I was thinking the other day about how much time I used to spend writing. And how conflicted I was about it. I started writing in my junior year of high school, and became obsessed with it during my sophomore year of college, when I started my first novel during my spring break. That was in March of 1997. From then until the Spring of 2005 I spent most of my free time writing. I didn't read as many books as I had in high school. Writing also limited the number of friends I made, and limited the amount of time I could spend with the friends I did have.

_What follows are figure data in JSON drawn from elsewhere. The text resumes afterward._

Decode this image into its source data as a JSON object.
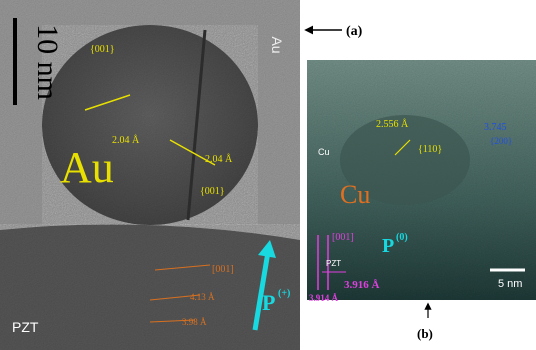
{
  "panel_a": {
    "label": "(a)",
    "scale_bar": "10 nm",
    "corner_label": "Au",
    "particle_label": "Au",
    "substrate_label": "PZT",
    "plane_1": "{001}",
    "spacing_1": "2.04 Å",
    "spacing_2": "2.04 Å",
    "plane_2": "{001}",
    "polarization": {
      "symbol": "P",
      "superscript": "(+)"
    },
    "substrate_direction": "[001]",
    "substrate_spacing_1": "4.13 Å",
    "substrate_spacing_2": "3.98 Å"
  },
  "panel_b": {
    "label": "(b)",
    "scale_bar": "5 nm",
    "small_label": "Cu",
    "particle_label": "Cu",
    "spacing_1": "2.556 Å",
    "plane_1": "{110}",
    "spacing_2": "3.745",
    "plane_2": "{200}",
    "direction": "[001]",
    "polarization": {
      "symbol": "P",
      "superscript": "(0)"
    },
    "substrate_label": "PZT",
    "substrate_spacing_1": "3.914 Å",
    "substrate_spacing_2": "3.916 Å"
  }
}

Oddly, what led me to stop writing fiction was the publication of two short stories. At the time I was working as an assistant and then a junior agent (a "coordinator") in the book department at the William Morris Agency in New York, and I was terrified that they would find out I was a writer. It seemed like something to be ashamed of. So I used a pseudonym: Byron Adams, or sometimes Byron Y. Adams. I picked it because Adams appears near the beginning of an alphabetized list, and I had read this makes people more likely to read one's story.

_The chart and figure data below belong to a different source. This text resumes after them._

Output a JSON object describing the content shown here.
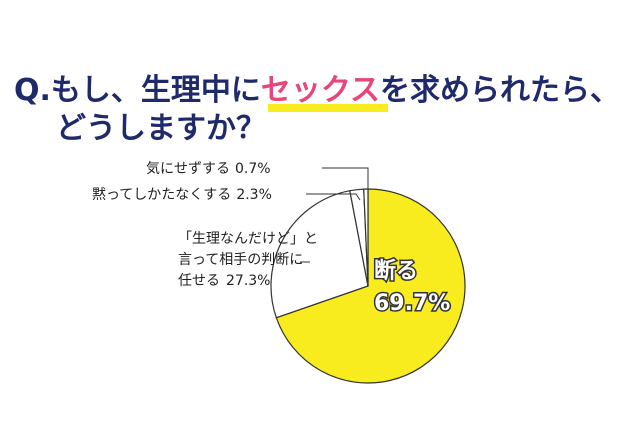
{
  "chart_data": {
    "type": "pie",
    "title": [
      "Q.もし、生理中に",
      "セックス",
      "を求められたら、",
      "どうしますか？"
    ],
    "categories": [
      "断る",
      "「生理なんだけど」と\n言って相手の判断に\n任せる",
      "黙ってしかたなくする",
      "気にせずする"
    ],
    "values": [
      69.7,
      27.3,
      2.3,
      0.7
    ],
    "value_labels": [
      "69.7%",
      "27.3%",
      "2.3%",
      "0.7%"
    ],
    "colors": [
      "#f8ec1e",
      "#ffffff",
      "#ffffff",
      "#ffffff"
    ]
  }
}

In 2004/2005 I got two short stories published in literary magazines: The Pace of Change, in Confrontation, and another story in The Berkshire Review. I thought that this would make it easier for me to get other stories published, or maybe get one of my novels published. But it did not. I submitted many more stories to many more magazines and got continually rejected. Of course, this was no different from the way my life had generally been before my first publication! But something about the fact that publication changed nothing sapped what had, until then, been a formidible amount of will-power. What I fully realized (though I had always told it to myself in the past) was that every story, no matter who writes it, has to stand on its own merits. And when I looked back on the amount of time I had spent writing my published stories, and writing the dozens that will never be published, I realized that I just didn't have the time or the talent to continue it anymore. I wanted more time with friends, I wanted to read books, I wanted to watch baseball games. I wanted my liesure time to be liesure time, rather than time spent feeling guilty or angry that I was not writing.

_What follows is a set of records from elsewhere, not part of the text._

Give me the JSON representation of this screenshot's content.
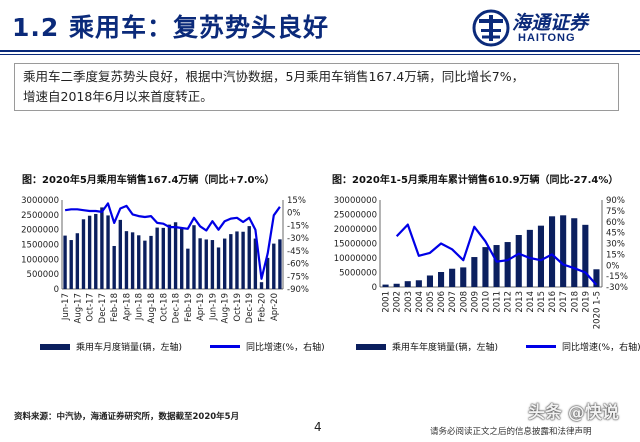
{
  "header": {
    "title": "1.2 乘用车：复苏势头良好",
    "logo_cn": "海通证券",
    "logo_en": "HAITONG"
  },
  "summary": "乘用车二季度复苏势头良好，根据中汽协数据，5月乘用车销售167.4万辆，同比增长7%，\n增速自2018年6月以来首度转正。",
  "colors": {
    "brand": "#0b2a7a",
    "bar": "#0b1f5e",
    "line": "#0000e6"
  },
  "chart_data": [
    {
      "type": "bar",
      "title": "图：2020年5月乘用车销售167.4万辆（同比+7.0%）",
      "x_tick_labels": [
        "Jun-17",
        "Aug-17",
        "Oct-17",
        "Dec-17",
        "Feb-18",
        "Apr-18",
        "Jun-18",
        "Aug-18",
        "Oct-18",
        "Dec-18",
        "Feb-19",
        "Apr-19",
        "Jun-19",
        "Aug-19",
        "Oct-19",
        "Dec-19",
        "Feb-20",
        "Apr-20"
      ],
      "categories": [
        "Jun-17",
        "Jul-17",
        "Aug-17",
        "Sep-17",
        "Oct-17",
        "Nov-17",
        "Dec-17",
        "Jan-18",
        "Feb-18",
        "Mar-18",
        "Apr-18",
        "May-18",
        "Jun-18",
        "Jul-18",
        "Aug-18",
        "Sep-18",
        "Oct-18",
        "Nov-18",
        "Dec-18",
        "Jan-19",
        "Feb-19",
        "Mar-19",
        "Apr-19",
        "May-19",
        "Jun-19",
        "Jul-19",
        "Aug-19",
        "Sep-19",
        "Oct-19",
        "Nov-19",
        "Dec-19",
        "Jan-20",
        "Feb-20",
        "Mar-20",
        "Apr-20",
        "May-20"
      ],
      "series": [
        {
          "name": "乘用车月度销量(辆，左轴)",
          "axis": "left",
          "kind": "bar",
          "values": [
            1800000,
            1650000,
            1880000,
            2350000,
            2470000,
            2530000,
            2750000,
            2480000,
            1450000,
            2330000,
            1950000,
            1910000,
            1810000,
            1630000,
            1790000,
            2070000,
            2060000,
            2170000,
            2250000,
            2040000,
            1360000,
            2150000,
            1710000,
            1670000,
            1650000,
            1400000,
            1700000,
            1850000,
            1940000,
            1930000,
            2120000,
            1700000,
            230000,
            1050000,
            1530000,
            1674000
          ]
        },
        {
          "name": "同比增速(%，右轴)",
          "axis": "right",
          "kind": "line",
          "values": [
            3,
            4,
            4,
            3,
            2,
            2,
            1,
            11,
            -12,
            5,
            8,
            -2,
            -4,
            -5,
            -4,
            -12,
            -13,
            -17,
            -17,
            -18,
            -19,
            -6,
            -16,
            -21,
            -10,
            -20,
            -10,
            -7,
            -6,
            -11,
            -6,
            -20,
            -78,
            -48,
            -3,
            7
          ]
        }
      ],
      "ylim_left": [
        0,
        3000000
      ],
      "yticks_left": [
        "0",
        "500000",
        "1000000",
        "1500000",
        "2000000",
        "2500000",
        "3000000"
      ],
      "ylim_right": [
        -90,
        15
      ],
      "yticks_right": [
        "-90%",
        "-75%",
        "-60%",
        "-45%",
        "-30%",
        "-15%",
        "0%",
        "15%"
      ],
      "legend": [
        "乘用车月度销量(辆，左轴)",
        "同比增速(%，右轴)"
      ],
      "grid": false
    },
    {
      "type": "bar",
      "title": "图：2020年1-5月乘用车累计销售610.9万辆（同比-27.4%）",
      "categories": [
        "2001",
        "2002",
        "2003",
        "2004",
        "2005",
        "2006",
        "2007",
        "2008",
        "2009",
        "2010",
        "2011",
        "2012",
        "2013",
        "2014",
        "2015",
        "2016",
        "2017",
        "2018",
        "2019",
        "2020 1-5"
      ],
      "series": [
        {
          "name": "乘用车年度销量(辆，左轴)",
          "axis": "left",
          "kind": "bar",
          "values": [
            830000,
            1120000,
            2010000,
            2320000,
            3970000,
            5170000,
            6300000,
            6760000,
            10330000,
            13760000,
            14470000,
            15500000,
            17930000,
            19700000,
            21150000,
            24380000,
            24720000,
            23710000,
            21440000,
            6109000
          ]
        },
        {
          "name": "同比增速(%，右轴)",
          "axis": "right",
          "kind": "line",
          "values": [
            null,
            40,
            56,
            13,
            17,
            30,
            22,
            7,
            53,
            33,
            5,
            7,
            16,
            10,
            7,
            15,
            1,
            -4,
            -10,
            -27
          ]
        }
      ],
      "ylim_left": [
        0,
        30000000
      ],
      "yticks_left": [
        "0",
        "5000000",
        "10000000",
        "15000000",
        "20000000",
        "25000000",
        "30000000"
      ],
      "ylim_right": [
        -30,
        90
      ],
      "yticks_right": [
        "-30%",
        "-15%",
        "0%",
        "15%",
        "30%",
        "45%",
        "60%",
        "75%",
        "90%"
      ],
      "legend": [
        "乘用车年度销量(辆，左轴)",
        "同比增速(%，右轴)"
      ],
      "grid": false
    }
  ],
  "footer": {
    "source": "资料来源：中汽协，海通证券研究所，数据截至2020年5月",
    "page_number": "4",
    "note": "请务必阅读正文之后的信息披露和法律声明",
    "watermark": "头条 @快说"
  }
}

Now, as I finish law school, one of my biggest regrets is that I published my two stories under that stupid pseudonym, that I cared what the people at William Morris would think of me if they found out I was a writer. I think the only shame is in someone who hides the fact that he or she has an impulse to write. What's shameful is the shame. So that's why I'm writing this post. I don't know if I'll ever return to writing, I don't know if I'll ever publish another story. But I want it written somewhere that I, Kenyon Harbison, at least published two good short-stories. And I want to write down the fact that I'm not ashamed to have tried, and failed, to be writer.